The product combines fixed-horizon sizing, optional Bayesian precision planning, and operational safeguards that help teams decide whether an experiment is feasible before launch.

Method summary¶

Method	Where it appears	What it does
Binary fixed-horizon sizing	`POST /api/v1/calculate` for binary metrics	Uses a two-sided normal approximation for difference in proportions and returns per-variant sample size, total sample, and duration.
Continuous fixed-horizon sizing	`POST /api/v1/calculate` for continuous metrics	Uses a two-sample mean comparison with equal-sized variants and relative MDE over the baseline mean.
Binary post-test analysis	`POST /api/v1/results` for binary observed counts	Two-proportion z-test on pooled SE; returns p-value, Wald CI on the difference, observed power, and a verdict at the supplied alpha.
Continuous post-test analysis	`POST /api/v1/results` for continuous observed means/std/n	Welch's t-test with Welch–Satterthwaite degrees of freedom; p-value and confidence interval are both Student-t (not the normal approximation).

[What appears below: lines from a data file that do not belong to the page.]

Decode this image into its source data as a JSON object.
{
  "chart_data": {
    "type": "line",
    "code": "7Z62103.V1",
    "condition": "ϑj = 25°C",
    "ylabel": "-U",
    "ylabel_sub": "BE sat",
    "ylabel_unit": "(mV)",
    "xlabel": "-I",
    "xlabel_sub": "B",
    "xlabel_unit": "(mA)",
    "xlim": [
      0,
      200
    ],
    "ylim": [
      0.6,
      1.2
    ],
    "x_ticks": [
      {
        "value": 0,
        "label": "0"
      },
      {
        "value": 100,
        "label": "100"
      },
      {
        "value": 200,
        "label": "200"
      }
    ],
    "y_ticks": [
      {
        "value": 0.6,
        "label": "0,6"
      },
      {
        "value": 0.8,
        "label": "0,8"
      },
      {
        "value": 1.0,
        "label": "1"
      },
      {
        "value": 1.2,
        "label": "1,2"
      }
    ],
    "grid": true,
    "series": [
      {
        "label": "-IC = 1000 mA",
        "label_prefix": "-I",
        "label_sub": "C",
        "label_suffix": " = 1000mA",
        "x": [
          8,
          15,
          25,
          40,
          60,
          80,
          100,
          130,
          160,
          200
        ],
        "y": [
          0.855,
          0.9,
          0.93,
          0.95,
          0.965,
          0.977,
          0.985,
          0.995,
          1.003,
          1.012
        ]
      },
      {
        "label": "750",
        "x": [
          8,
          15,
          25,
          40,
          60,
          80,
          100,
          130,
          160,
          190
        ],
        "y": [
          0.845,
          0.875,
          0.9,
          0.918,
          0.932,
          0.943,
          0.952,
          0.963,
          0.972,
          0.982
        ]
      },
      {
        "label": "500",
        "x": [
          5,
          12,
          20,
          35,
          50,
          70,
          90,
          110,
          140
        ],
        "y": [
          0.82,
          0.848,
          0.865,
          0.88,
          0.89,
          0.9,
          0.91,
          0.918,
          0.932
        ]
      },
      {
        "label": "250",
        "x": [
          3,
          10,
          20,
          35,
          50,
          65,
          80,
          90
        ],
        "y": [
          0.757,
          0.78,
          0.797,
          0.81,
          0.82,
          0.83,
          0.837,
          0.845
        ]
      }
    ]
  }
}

Returns observed power as a two-sided expression `(1 − F_t(t_crit − \\|t\\|, df)) + F_t(−t_crit − \\|t\\|, df)`, which equals α at zero observed effect.
Bonferroni correction	Multi-variant plans	Adjusts alpha across treatment-vs-control comparisons so larger variant sets do not silently understate required sample size.
Bayesian precision sizing	`analysis_mode=bayesian` with `desired_precision`	Estimates per-variant sample size needed to hit a target credible-interval half-width.
Group sequential boundaries	`n_looks > 1`	Adds O'Brien-Fleming style boundaries and a sample-size inflation factor for planned interim looks.
SRM check	`POST /api/v1/srm-check` and design warnings	Uses a chi-square imbalance check to flag suspicious traffic allocation.
CUPED adjustment	Continuous metrics with pre-experiment covariates	Reduces the effective standard deviation based on pre-period correlation and shows the resulting sample-size and duration savings.

Practical interpretation¶

Frequentist sizing answers "How much traffic do we need to detect the planned effect?"
Bayesian sizing answers "How much traffic do we need for a precise posterior estimate?"
Sequential planning answers "What changes if we plan interim looks before the end?"
SRM and warning rules answer "Is the setup trustworthy enough to launch or read out?"

Notes on implementation¶

Binary and continuous sizing both treat MDE as a relative uplift over the baseline.
Multi-variant plans apply a conservative Bonferroni adjustment rather than a looser multiple-testing correction.
SRM is flagged when the chi-square p-value drops below 0.001.
CUPED is surfaced as an alternative planning scenario, not as a hidden override of the main result.
The Student-t CDF and quantile used by post-test continuous analysis are implemented in stdlib via the regularized incomplete beta (app/backend/app/stats/student_t.py) — there is no scipy runtime dependency. Accuracy vs scipy.stats.t is tracked in unit tests at ≤ 1e-7 for CDF and ≤ 1e-6 for the quantile.